Définition
La casuistique désigne la méthode qui résout les problèmes moraux en analysant des cas particuliers et en appliquant des principes généraux aux situations concrètes. Du latin casus (cas, événement), cette discipline étudie les « cas de conscience » pour déterminer la conduite à tenir dans des circonstances spécifiques où les règles morales semblent insuffisantes ou contradictoires.
La casuistique articule universalité des principes éthiques et singularité des situations, constituant une forme de raisonnement moral pratique qui dépasse l’application mécanique des règles.
Les Origines Antiques
Aristote et la Prudence
Aristote pose dans l’Éthique à Nicomaque les bases de la réflexion casuistique avec la phronesis (prudence). Cette vertu intellectuelle permet de délibérer correctement sur les actions particulières.
L’Universalité et le Particulier
Aristote montre que l’action morale ne peut se déduire automatiquement de principes universels : « Il appartient à l’homme d’expérience de voir juste dans chaque genre de choses. »
L’Équité
L’epieikeia (équité) corrige la loi universelle quand son application stricte produirait une injustice dans le cas particulier.
Les Juristes Romains
Le droit romain développe une méthode casuistique pour adapter les principes juridiques aux situations concrètes. Les responsa des jurisconsultes analysent des cas particuliers et créent une jurisprudence.
La Casuistique Chrétienne Primitive
Les Pères de l’Église
Saint Augustin et les Pères développent une casuistique pastorale pour guider la confession et la pénitence.

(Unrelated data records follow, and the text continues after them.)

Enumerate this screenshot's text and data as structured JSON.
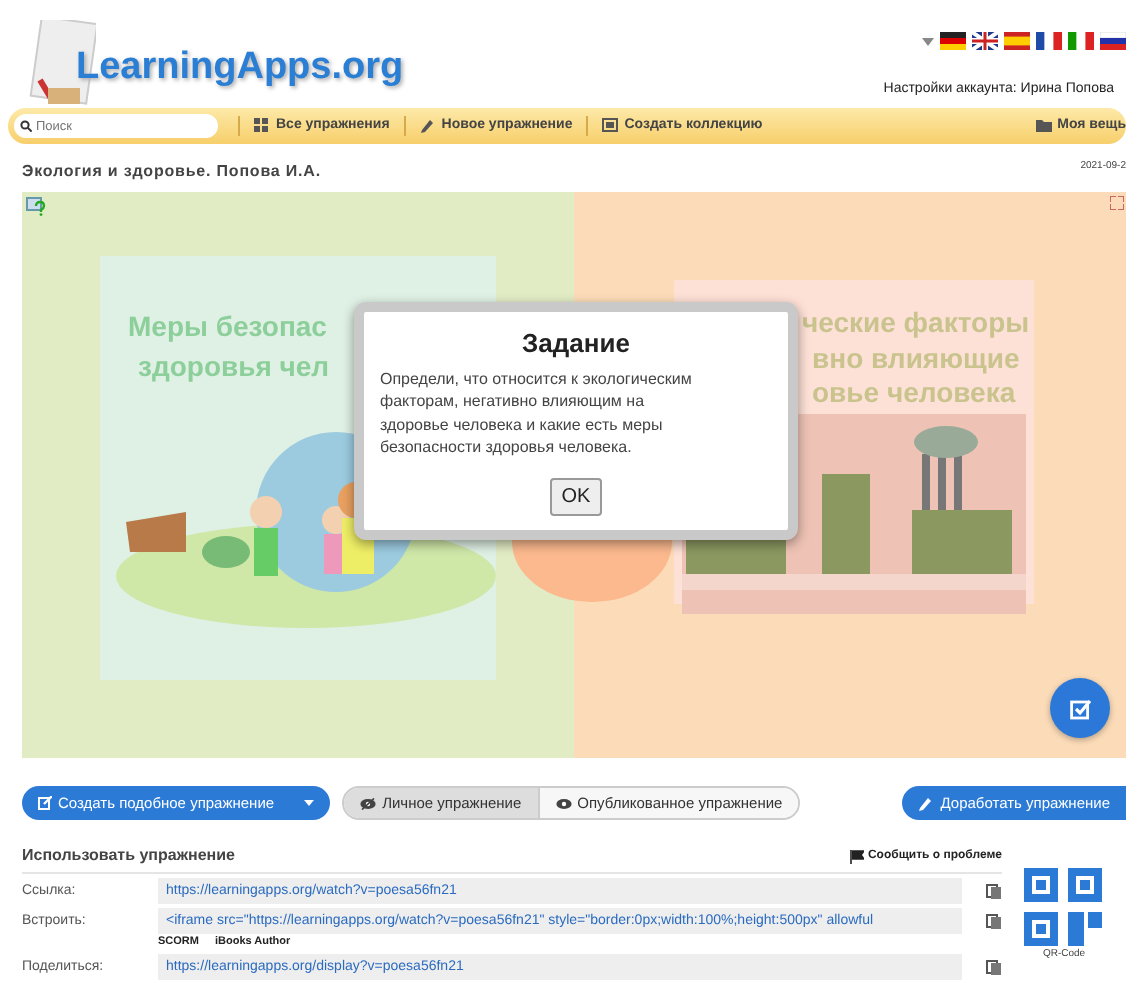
{
  "logo": {
    "text": "LearningApps.org"
  },
  "account": "Настройки аккаунта: Ирина Попова",
  "nav": {
    "search": {
      "placeholder": "Поиск"
    },
    "items": [
      {
        "label": "Все упражнения",
        "kind": "grid"
      },
      {
        "label": "Новое упражнение",
        "kind": "pencil"
      },
      {
        "label": "Создать коллекцию",
        "kind": "collection"
      }
    ],
    "right": {
      "label": "Моя вещь",
      "kind": "folder"
    }
  },
  "title": "Экология и здоровье. Попова И.А.",
  "date": "2021-09-2",
  "exercise": {
    "panels": [
      {
        "lines": [
          "Меры безопас",
          "здоровья чел"
        ]
      },
      {
        "lines": [
          "ческие  факторы",
          "вно влияющие",
          "овье человека"
        ]
      }
    ],
    "dialog": {
      "title": "Задание",
      "text": "Определи, что относится к экологическим факторам, негативно влияющим на здоровье человека и какие есть меры безопасности здоровья человека.",
      "button": "OK"
    }
  },
  "actions": {
    "create": "Создать подобное упражнение",
    "toggle": [
      {
        "label": "Личное упражнение",
        "selected": true
      },
      {
        "label": "Опубликованное упражнение",
        "selected": false
      }
    ],
    "edit": "Доработать упражнение"
  },
  "use": {
    "heading": "Использовать упражнение",
    "report": "Сообщить о проблеме",
    "rows": [
      {
        "label": "Ссылка:",
        "value": "https://learningapps.org/watch?v=poesa56fn21"
      },
      {
        "label": "Встроить:",
        "value": "<iframe src=\"https://learningapps.org/watch?v=poesa56fn21\" style=\"border:0px;width:100%;height:500px\" allowful",
        "extras": [
          "SCORM",
          "iBooks Author"
        ]
      },
      {
        "label": "Поделиться:",
        "value": "https://learningapps.org/display?v=poesa56fn21"
      }
    ],
    "qr_caption": "QR-Code"
  }
}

Cette pratique analyse les circonstances particulières qui aggravent ou atténuent la culpabilité.
Les Pénitentiels
Les livres pénitentiels (VIe-XIe siècles) codifient les cas de conscience et les pénitences correspondantes, constituant les premiers manuels casuistiques systématiques.
La Scolastique et la Systématisation
Thomas d’Aquin et la Casuistique Théologique
Thomas d’Aquin développe dans la Somme théologique une méthode casuistique rigoureuse qui analyse les actes moraux selon leurs circonstances (circumstantiae).
Les Circonstances de l’Acte
Thomas identifie sept circonstances qui modifient la moralité de l’acte :
- Quis (qui ?) : l’agent
- Quid (quoi ?) : l’objet de l’acte
- Ubi (où ?) : le lieu
- Quibus auxiliis (par quels moyens ?) : les instruments
- Cur (pourquoi ?) : la fin visée
- Quomodo (comment ?) : la manière
- Quando (quand ?) : le temps
Le Principe du Double Effet
Thomas développe la doctrine du double effet qui permet d’analyser les actions ayant des conséquences à la fois bonnes et mauvaises.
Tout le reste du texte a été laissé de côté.